A friend of mine from college who now works at the group home sent me this story. The air date was November 5th of last year. Sure, it’s a little old, but after some head-scratching stories in my last two posts, this profile piece was refreshing to watch. Clark has so much love for her kids that WECT could probably do a profile of those two as a follow-up, or highlight how ASAP is helping “aging” autistics as the adult population grows. An article in The Washington Post last year suggested we could have 1.5 million adults by 2016 (that’s only six years from now), which means there’s going to be a significant segment of the population that we’ll have to adapt to. Dylan and Remly, Clark’s two sons, will be a part of that population. Don’t be surprised if you see similar stories in your area or nationally in the future, as all those kids newspapers and TV stations featured in their autism stories of yesteryear will grow.

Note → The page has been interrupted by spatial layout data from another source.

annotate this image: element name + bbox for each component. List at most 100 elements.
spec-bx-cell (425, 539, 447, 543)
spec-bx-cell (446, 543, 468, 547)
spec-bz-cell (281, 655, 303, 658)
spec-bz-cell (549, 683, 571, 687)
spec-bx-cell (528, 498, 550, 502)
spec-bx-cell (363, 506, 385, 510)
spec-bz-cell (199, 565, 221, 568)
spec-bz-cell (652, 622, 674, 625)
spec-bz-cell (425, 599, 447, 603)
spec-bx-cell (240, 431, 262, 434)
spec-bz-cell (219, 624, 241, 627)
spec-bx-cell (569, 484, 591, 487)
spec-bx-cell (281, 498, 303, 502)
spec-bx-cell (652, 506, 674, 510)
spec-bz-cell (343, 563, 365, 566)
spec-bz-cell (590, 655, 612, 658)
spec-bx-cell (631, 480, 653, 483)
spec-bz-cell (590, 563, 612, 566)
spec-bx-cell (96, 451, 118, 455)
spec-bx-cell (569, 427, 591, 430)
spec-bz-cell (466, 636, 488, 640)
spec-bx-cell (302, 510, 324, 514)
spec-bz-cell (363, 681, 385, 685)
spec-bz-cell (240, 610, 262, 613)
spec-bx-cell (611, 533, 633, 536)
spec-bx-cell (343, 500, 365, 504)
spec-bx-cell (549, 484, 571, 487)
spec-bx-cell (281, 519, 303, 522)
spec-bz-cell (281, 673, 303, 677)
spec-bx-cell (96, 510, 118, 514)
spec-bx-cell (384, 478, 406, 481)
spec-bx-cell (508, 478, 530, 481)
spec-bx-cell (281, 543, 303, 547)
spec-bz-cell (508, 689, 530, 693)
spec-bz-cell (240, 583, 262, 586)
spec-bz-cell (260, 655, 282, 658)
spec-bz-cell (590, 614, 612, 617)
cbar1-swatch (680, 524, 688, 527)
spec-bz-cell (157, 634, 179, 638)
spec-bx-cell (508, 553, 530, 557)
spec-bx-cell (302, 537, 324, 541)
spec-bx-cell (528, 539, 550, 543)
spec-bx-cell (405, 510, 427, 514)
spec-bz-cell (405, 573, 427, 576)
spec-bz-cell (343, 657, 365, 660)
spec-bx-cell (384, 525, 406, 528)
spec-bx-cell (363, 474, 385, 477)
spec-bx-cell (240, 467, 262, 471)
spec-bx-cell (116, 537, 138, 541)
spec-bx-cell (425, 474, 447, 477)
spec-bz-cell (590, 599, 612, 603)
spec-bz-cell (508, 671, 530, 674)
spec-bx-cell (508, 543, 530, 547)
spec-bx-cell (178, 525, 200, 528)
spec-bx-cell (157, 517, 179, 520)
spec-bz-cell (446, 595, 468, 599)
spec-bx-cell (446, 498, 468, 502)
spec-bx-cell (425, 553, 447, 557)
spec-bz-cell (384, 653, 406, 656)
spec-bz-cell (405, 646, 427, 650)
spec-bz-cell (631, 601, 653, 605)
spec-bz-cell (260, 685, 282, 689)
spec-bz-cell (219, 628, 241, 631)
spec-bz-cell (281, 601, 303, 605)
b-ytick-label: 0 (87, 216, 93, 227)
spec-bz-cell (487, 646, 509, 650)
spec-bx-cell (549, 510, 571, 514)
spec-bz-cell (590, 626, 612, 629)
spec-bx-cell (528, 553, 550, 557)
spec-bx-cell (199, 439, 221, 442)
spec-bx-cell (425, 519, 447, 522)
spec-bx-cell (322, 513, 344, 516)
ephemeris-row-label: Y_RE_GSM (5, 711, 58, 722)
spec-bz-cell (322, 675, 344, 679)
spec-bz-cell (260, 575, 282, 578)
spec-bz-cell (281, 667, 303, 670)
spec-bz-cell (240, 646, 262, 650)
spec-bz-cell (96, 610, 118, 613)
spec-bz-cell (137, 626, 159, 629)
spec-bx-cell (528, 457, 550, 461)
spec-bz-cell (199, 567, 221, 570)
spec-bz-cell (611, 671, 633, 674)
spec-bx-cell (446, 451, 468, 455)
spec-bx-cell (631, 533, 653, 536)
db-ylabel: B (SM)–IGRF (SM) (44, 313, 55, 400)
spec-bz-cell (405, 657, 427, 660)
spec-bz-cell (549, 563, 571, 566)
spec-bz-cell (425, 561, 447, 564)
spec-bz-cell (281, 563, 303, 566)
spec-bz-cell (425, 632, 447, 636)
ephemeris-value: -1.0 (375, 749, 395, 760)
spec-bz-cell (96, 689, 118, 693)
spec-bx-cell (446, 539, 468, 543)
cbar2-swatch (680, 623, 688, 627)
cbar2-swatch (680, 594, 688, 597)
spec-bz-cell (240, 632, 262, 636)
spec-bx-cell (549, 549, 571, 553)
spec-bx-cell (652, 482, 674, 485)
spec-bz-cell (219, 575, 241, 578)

Evaluating progress is difficult with the wide range in severity, but the group home in this story does provide evidence that even the most severely impaired can live a fulfilling life if their needs are met. Last year, I questioned the idea of progress with autistic people and if that means they act more like neurotypicals or if more people are accepting autistic people’s views of the world. Some parents who read this will likely develop understandable fears, others will learn not to fret about the future.
The reporter does a fine job profiling how the center is already changing lives in its infancy and sets up possibilities for future stories in multiple directions.